How can it be? I can pen my soul and bleed out a black ink heart to strangers passing by on screens, yet the mere thought of asking for your companionship to a film or lunch twists my stomach into sickening knots and renders me mute?
I utterly do not mind the nameless, faceless people endlessly clicking past my name; glassy eyes flicking over the pieces of my heart that I stitch into phrase.
And yet…
I simply cannot fathom peering into your eyes over a cup of weak lavender tea (I'll never tell you lavender calms my nerves, lest you see through my collected demeanor and find my infatuation induced anxieties amusing), I fear your gaze might crack the wall I deemed impenetrable and leave me seeping stifled, dusty romance.
I scratch at my scarred trust; it aches and I can't risk reopening that wound. Saving myself once was no small feat, and while the stitching is taut in some places and loose in others, it holds me together and I function just fine.
Thoughts of betrayal race through my weary mind, yet no matter how hard I try to push you out of my head, your face flickers across my eyes and taunts me to reach out.

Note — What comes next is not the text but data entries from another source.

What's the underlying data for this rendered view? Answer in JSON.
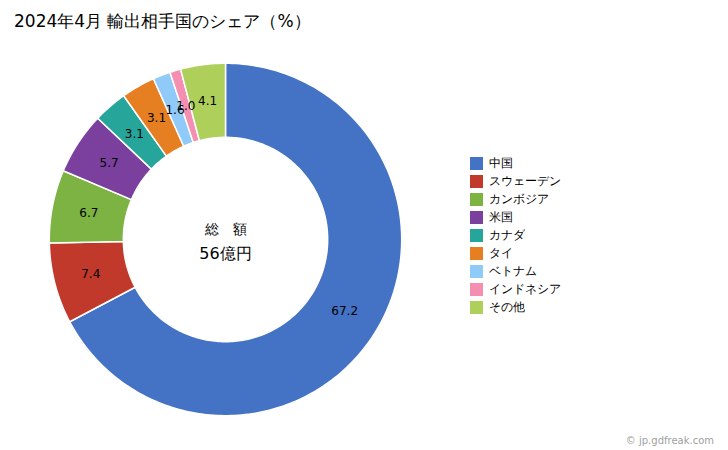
{
  "chart_data": {
    "type": "donut",
    "title": "2024年4月 輸出相手国のシェア（%）",
    "categories": [
      "中国",
      "スウェーデン",
      "カンボジア",
      "米国",
      "カナダ",
      "タイ",
      "ベトナム",
      "インドネシア",
      "その他"
    ],
    "values": [
      67.2,
      7.4,
      6.7,
      5.7,
      3.1,
      3.1,
      1.6,
      1.0,
      4.1
    ],
    "value_labels": [
      "67.2",
      "7.4",
      "6.7",
      "5.7",
      "3.1",
      "3.1",
      "1.6",
      "1.0",
      "4.1"
    ],
    "colors": [
      "#4472C4",
      "#C0392B",
      "#7CB342",
      "#7B3F9E",
      "#26A69A",
      "#E67E22",
      "#90CAF9",
      "#F48FB1",
      "#AECF5A"
    ],
    "data_labels": true,
    "legend": "right",
    "center_label": [
      "総　額",
      "56億円"
    ],
    "annotations": [
      "© jp.gdfreak.com"
    ]
  }
}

Is the risk worth the reward?
Isn't that the age old question.
Visions of you with another woman dance in front of me and I cringe, trying to ignore how my breath just caught painfully in my chest at the image
I'm sure she could offer more than myself
She's naive but not tainted by the cruelty in the world;
my wisdom came at a costly price
The skeletons that infest my closet choose to present themselves at the most inopportune of times,
they parade themselves in front of you and perform grotesque ballets to the sound of an orchestra comprised of stringed instruments and misery
Leave me be
let me dance with my demons and forget the sound of your name,
drowning you out to the tune of skeletal toes tapping a melody of love lost
~G.Whiteknight~
11/25/2014
the beautiful peaceful inner soul verses the wrestling mind
the contrasts are astounding but like anyone you know yourself better than anyone else other than God. Just try to always remember at the end of the day, you are the watcher who watches over the thinker. The true beauty that is yourself is the untouched soul not the woman who has had her herart broken umpteen times and been disillusioned with illusions of love offered that were never really love. This poem to me was the best because you revealed to your reader the things you want to tell that person you are longing for but feel you can't I pray you find it in yourself the courage to share this poem with that person you speak of. If he or she is not what you hope they are is better to find that out sooner than live in a dream world fueled by fear and a thousand plenty what ifs. Gorgeous piece. Just know if you don't share any more here. I will poetically pout for a year! ( A mere harmless, playful empty threat but do take me seriously post for us some more) Sincerely, M.